SOCY 302: Sociological Theory

Professor Mathieu Deflem, Ph.D.
University of South Carolina
Department of Sociology
Office: Sloan 217


This course presents an undergraduate-level introduction to selected developments in sociological theory. The approach to the issues explored in sociological theory is both chronological and perspective oriented, so that classical as well as modern and some contemporary theories will be reviewed and a useful variety of perspectives will be explored. While the specific selection of theories in this course is partly motivated by the instructor's expertise, the selection is nonetheless broad.

Because this is a sociological theory course for sociology students with a variety of interests, special attention will be paid to exploring the fruitfulness of the introduced theoretical ideas for the analysis of various substantive matters of society, such as law, crime, family, religion, culture, and other empirical issues.
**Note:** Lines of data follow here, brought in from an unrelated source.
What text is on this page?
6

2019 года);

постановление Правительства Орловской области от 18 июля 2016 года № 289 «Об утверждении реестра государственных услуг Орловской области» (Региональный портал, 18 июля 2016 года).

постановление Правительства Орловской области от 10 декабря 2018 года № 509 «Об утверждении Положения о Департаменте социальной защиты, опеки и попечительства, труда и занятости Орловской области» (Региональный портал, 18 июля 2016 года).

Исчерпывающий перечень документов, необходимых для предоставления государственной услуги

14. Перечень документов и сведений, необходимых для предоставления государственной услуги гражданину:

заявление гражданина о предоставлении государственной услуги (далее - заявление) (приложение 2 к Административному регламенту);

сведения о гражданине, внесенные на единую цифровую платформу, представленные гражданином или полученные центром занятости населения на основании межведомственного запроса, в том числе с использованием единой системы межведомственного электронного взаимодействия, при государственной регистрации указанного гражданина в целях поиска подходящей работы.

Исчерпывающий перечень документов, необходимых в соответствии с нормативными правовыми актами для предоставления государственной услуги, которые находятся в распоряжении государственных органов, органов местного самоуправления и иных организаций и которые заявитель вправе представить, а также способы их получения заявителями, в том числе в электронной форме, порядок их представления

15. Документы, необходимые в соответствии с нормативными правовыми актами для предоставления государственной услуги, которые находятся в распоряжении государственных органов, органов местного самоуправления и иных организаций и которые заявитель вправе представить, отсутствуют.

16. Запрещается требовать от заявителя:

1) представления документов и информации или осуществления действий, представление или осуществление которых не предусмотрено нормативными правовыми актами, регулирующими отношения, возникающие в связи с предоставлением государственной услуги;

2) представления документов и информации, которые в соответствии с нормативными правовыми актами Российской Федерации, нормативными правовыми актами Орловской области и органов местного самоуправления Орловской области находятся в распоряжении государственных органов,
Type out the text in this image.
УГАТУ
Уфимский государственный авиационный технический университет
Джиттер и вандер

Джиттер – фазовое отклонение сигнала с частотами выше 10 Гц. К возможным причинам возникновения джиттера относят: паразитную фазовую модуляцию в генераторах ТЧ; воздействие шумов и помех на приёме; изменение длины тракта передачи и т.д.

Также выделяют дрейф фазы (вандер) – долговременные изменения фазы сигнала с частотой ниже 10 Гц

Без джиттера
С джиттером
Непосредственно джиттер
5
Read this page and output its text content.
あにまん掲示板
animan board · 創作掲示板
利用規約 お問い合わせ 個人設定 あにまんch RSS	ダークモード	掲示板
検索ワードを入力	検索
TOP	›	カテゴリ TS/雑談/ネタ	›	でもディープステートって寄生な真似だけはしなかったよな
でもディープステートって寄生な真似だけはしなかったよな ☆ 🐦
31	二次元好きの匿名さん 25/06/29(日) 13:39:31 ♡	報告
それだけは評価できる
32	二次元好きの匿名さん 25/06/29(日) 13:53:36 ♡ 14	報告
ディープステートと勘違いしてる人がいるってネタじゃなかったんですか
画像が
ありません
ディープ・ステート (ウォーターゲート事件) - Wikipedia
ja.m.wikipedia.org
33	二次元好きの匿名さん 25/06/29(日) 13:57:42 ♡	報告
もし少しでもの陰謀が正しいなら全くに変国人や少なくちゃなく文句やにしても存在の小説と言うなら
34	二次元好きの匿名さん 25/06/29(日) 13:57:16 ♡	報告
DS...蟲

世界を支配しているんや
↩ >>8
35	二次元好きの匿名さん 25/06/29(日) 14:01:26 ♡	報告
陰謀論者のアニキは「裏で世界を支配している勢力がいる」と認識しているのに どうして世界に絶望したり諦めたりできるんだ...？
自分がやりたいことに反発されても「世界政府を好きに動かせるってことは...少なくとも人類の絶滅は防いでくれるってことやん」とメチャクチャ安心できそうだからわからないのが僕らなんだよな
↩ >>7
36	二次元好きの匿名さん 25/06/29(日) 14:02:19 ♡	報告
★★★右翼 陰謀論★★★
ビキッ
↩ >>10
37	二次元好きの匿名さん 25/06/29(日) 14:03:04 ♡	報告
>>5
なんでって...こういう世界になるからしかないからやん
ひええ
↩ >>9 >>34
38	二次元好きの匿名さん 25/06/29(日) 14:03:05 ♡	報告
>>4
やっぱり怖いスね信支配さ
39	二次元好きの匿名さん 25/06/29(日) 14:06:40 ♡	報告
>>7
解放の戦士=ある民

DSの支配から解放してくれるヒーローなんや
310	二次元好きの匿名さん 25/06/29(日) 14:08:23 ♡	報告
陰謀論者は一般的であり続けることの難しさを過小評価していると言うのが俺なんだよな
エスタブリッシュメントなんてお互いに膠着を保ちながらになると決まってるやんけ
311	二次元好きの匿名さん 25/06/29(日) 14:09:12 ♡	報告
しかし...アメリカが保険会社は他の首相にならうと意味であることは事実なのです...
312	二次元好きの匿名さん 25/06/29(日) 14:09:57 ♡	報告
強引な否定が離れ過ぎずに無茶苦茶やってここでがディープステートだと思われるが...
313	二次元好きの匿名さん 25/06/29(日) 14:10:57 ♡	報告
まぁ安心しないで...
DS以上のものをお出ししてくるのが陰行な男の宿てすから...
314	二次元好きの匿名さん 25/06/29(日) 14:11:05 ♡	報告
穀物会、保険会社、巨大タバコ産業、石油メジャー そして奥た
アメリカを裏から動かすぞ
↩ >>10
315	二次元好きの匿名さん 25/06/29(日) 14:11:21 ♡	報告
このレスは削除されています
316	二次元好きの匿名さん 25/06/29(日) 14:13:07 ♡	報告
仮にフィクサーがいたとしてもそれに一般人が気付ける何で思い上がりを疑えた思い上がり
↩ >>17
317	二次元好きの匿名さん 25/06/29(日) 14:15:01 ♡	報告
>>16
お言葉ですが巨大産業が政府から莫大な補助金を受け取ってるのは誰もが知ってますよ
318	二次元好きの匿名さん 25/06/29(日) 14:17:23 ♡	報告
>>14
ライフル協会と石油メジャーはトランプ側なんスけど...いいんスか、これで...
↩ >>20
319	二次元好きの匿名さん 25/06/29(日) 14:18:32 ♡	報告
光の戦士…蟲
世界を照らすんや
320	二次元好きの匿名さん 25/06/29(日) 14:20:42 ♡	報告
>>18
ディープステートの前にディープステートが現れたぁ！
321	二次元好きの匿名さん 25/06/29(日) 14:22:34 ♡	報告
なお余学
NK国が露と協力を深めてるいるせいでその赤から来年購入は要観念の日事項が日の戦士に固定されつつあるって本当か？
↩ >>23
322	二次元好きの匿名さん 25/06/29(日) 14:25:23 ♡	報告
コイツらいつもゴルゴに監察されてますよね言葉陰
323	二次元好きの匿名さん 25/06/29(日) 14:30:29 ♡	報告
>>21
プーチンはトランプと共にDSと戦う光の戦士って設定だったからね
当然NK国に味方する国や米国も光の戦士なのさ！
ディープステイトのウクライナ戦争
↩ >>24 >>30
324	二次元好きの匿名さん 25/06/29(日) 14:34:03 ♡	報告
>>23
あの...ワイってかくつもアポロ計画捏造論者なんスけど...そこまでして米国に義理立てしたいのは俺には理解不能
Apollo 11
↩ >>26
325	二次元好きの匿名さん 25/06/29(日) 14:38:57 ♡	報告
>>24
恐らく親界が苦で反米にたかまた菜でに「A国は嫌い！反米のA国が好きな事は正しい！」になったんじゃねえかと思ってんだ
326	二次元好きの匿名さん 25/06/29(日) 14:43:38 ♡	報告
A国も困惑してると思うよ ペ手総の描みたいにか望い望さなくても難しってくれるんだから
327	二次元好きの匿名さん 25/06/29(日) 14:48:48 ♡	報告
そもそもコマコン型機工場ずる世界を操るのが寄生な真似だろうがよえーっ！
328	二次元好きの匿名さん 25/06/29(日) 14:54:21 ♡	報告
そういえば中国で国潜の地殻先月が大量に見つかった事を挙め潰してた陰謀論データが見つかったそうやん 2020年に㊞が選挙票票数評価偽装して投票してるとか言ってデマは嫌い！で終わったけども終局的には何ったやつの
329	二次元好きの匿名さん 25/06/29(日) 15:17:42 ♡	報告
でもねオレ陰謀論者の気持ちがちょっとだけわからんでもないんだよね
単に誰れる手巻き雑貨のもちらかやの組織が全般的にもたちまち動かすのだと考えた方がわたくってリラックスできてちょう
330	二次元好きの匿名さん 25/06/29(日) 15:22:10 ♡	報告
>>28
The final grade for the course is based on three tests and a (cumulative) final exam. Consult the university calendar for important dates. Useful information on classroom issues is provided by the Office of Academic Integrity, such as its integrity policies (including the Honor Code and the Student Code of Conduct).

The syllabus is available to all registered students via Blackboard

        Introduction: What is Theory?
        1. The Classical Tradition 
            - From Social Philosophy to Social Science
            - Emile Durkheim
            - Max Weber
        2. Variations in Modern Sociological Theory
            - Systems Theory: Talcott Parsons
            - Structural Functionalism: Robert K. Merton
            - Conflict Theory: Lewis Coser
            - Radical Sociology: C. Wright Mills
            - Dramaturgy: Erving Goffman
            - Behaviorism: George C. Homans 
        3. Some Aspects of Sociological Theory Today 
            - Feminist Perspectives
            - Public Sociology? 


Students are expected to do the readings in advance of the class and to study all relevant points of those readings, especially inasmuch as they are also discussed in the lectures. The required readings for this course consist of both primary texts, written by the theorists discussed, as well as selected secondary texts that provide overviews and summaries of relevant theories.

All readings are available as pdf files in the course documents section on Blackboard.